KORKMAK

111 11 0
                                    

Dün eve dönüşte Egemen'in mesajının ardından gece geç saate kadar beklemiş ve uyumadan hemen önce görüldü atmıştım. Fırının önünde durmuş Yiğit'in içeriden poğaça ve simit almasını beklerken geç kalmamak adına ikide bir telefonumdan saati kontrol ediyordum.

Okul için dört servis aracı ayarlanmıştı ve sadece on ikinci sınıflar kampa gidiyordu. Fırından çıkan çocuğa bakıp arabayı çalıştırdım. Sabah olduğu için hafif bir soğuk esinti vardı ama eminim saat sekize gelmeden yerini sıcak dalgalara bırakacaktı.

"Hadi gidelim." Yiğit yerleştiğinde arabayı hareket ettirip okula giden ezbere bildiğim yolu ilerlemeye başladım. Yanımdaki çocuk kurt gibi acıkmış gibi simiti yiyordu. Ona baktığım için bir parça koparıp bana uzattığında yedim.

"Bana Egemen'i göster tamam mı?" Kafamı sallayıp ışıklarda durdum. Dün mesajdan sonra Yiğit planının işe yaramasından dolayı iyice havalara girmişti.

"Bugün ne yapacağım?"

"Aslında Egemen'i bilmiyorum anlattıklarına göre kıskandırırsak döner gibi duruyor. Ama göreyim bir kişiliğini çözeyim ona göre takılırız." Sonlara doğru omuzlarını silkip büyük bir parçayı ısırıp yemeye başladı.

"Ya beni şerefsiz sanıp hayatından temelli siktir ederse? Etti zatende yinede bir umut yani."

"O yüzden dedim ya önce kişiliğini bir çözeyim diye. Planım işe yararsa sonsuza kadar benimsin." Aniden ona döndüğümde bu tepkime kahkaha attı. Pislik birde benimle uğrasıyordu.

Daha fazla konuşmadan okula ilerlemeye koyulduk. Dakikalar içerisinde heyecanlı çocukların olduğu okul bahçesine girdiğimde şaşkınlıkla baktım. Hepside gelmiş gibi görünüyordu.

Arabayı park edip indiğimde Yiğit'te kendi tarafından inip yanıma geldi. Müdür yardımcısı ve öğretmenlerin olduğu tarafa geçip öğrencilere bakış attım. Öğretmenler ayarlama yapıp ne yenip içecek ve çadırlar nasıl yetecek onun hesaplamasını yapıyordu.

"Tunahan'ın yanındayım." Kısaca duyduğum fısıltının ardından kafamı sallayıp yürüyen çocuğun arkasından baktım. Sınıflar halinde bölünmüşe bekliyorlardı ve Yiğit'i izlerken gözlerim Egemen'in gözleriyle kesişti. Çatık kaşları beni görmesiyle düzelirken başka yöne döndü. Bende önüme döndüm.
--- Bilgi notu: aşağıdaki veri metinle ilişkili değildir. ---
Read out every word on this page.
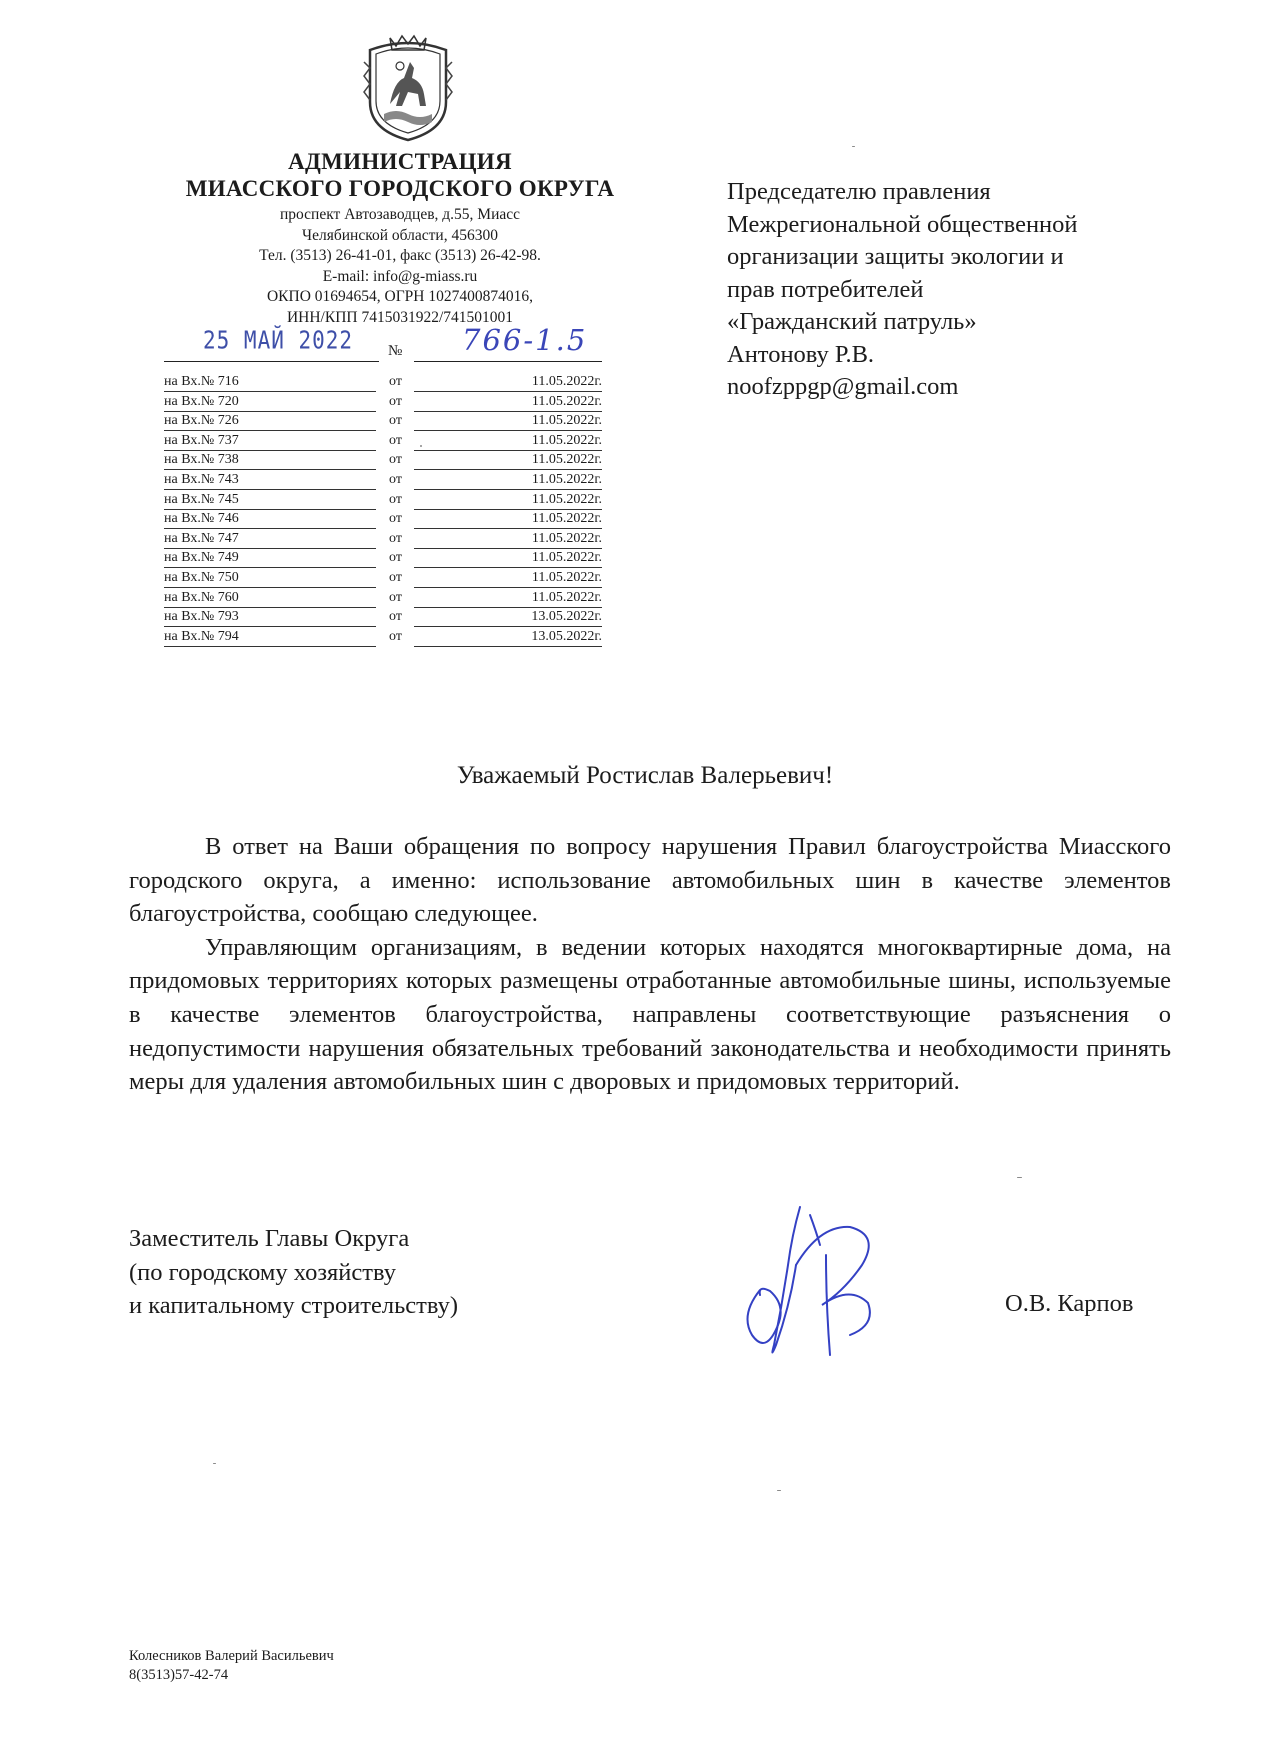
АДМИНИСТРАЦИЯ
МИАССКОГО ГОРОДСКОГО ОКРУГА
проспект Автозаводцев, д.55, Миасс
Челябинской области, 456300
Тел. (3513) 26-41-01, факс (3513) 26-42-98.
E-mail: info@g-miass.ru
ОКПО 01694654, ОГРН 1027400874016,
ИНН/КПП 7415031922/741501001
№
25 МАЙ 2022	766-1.5
на Вх.№ 716	от	11.05.2022г.
на Вх.№ 720	от	11.05.2022г.
на Вх.№ 726	от	11.05.2022г.
на Вх.№ 737	от	11.05.2022г.
на Вх.№ 738	от	11.05.2022г.
на Вх.№ 743	от	11.05.2022г.
на Вх.№ 745	от	11.05.2022г.
на Вх.№ 746	от	11.05.2022г.
на Вх.№ 747	от	11.05.2022г.
на Вх.№ 749	от	11.05.2022г.
на Вх.№ 750	от	11.05.2022г.
на Вх.№ 760	от	11.05.2022г.
на Вх.№ 793	от	13.05.2022г.
на Вх.№ 794	от	13.05.2022г.
Председателю правления
Межрегиональной общественной
организации защиты экологии и
прав потребителей
«Гражданский патруль»
Антонову Р.В.
noofzppgp@gmail.com
Уважаемый Ростислав Валерьевич!

В ответ на Ваши обращения по вопросу нарушения Правил благоустройства Миасского городского округа, а именно: использование автомобильных шин в качестве элементов благоустройства, сообщаю следующее.

Управляющим организациям, в ведении которых находятся многоквартирные дома, на придомовых территориях которых размещены отработанные автомобильные шины, используемые в качестве элементов благоустройства, направлены соответствующие разъяснения о недопустимости нарушения обязательных требований законодательства и необходимости принять меры для удаления автомобильных шин с дворовых и придомовых территорий.

Заместитель Главы Округа
(по городскому хозяйству
и капитальному строительству)	О.В. Карпов
Колесников Валерий Васильевич
8(3513)57-42-74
Umarım kıskandırıp döndürme planı ters tepipte götüme tekmeyi yemezdim.

Kapıdan içeriye bir servis aracı daha girince müdür yardımcısı ellerini vurup geriye döndü. "Herkes kendi sınıfıyla beraber servislere binecek. Başka sınıfa kaynama yapmayın." Öğretmenler kendi sınıflarının önlerine geçerken yoklama almaya başladılar. Yiğit'te yanıma geri gelmişti.

"Seninki baya huysuzmuş." Şirin sırıtmasının altındaki kıskançlığı sezebiliyordum. Egemen'in kendinden güzel olmasının nedeniydi bu.

"Öyle, ama tatlıda." Omuzlarını silkerken bu haline güldüm. "Bu arada şu varya," ellerini ceketinin cebine koyup kaşlarıyla ilerideki Hakan Hocayı gösterdi.

"Karısı onu aldatmış geçenlerde, bu da içmeye bizim üst kattaki bara gelmişti." Dedikoducu karılar gibi gözlerini kısıp sesinide ona göre ayarladığında kaşlarımı çattım. "Bizim üst komşu." dedi sonrada nerden öğrendiğinin kaynağını söylerken.

Etraftaki kalabalık yavaş yavaş servislere doluşup arabalara ilerken bizlerde yerlerimize yerleşip arabalara doluştuk. Öğretmenler kendi araçlarına binmişti.

Bir buçuk saate yakın olan yolu bitirip daha önce kamp yapılan bir gölün yanına geldiğimizde takdir ettim. En azından güzel bir yer seçmişlerdi.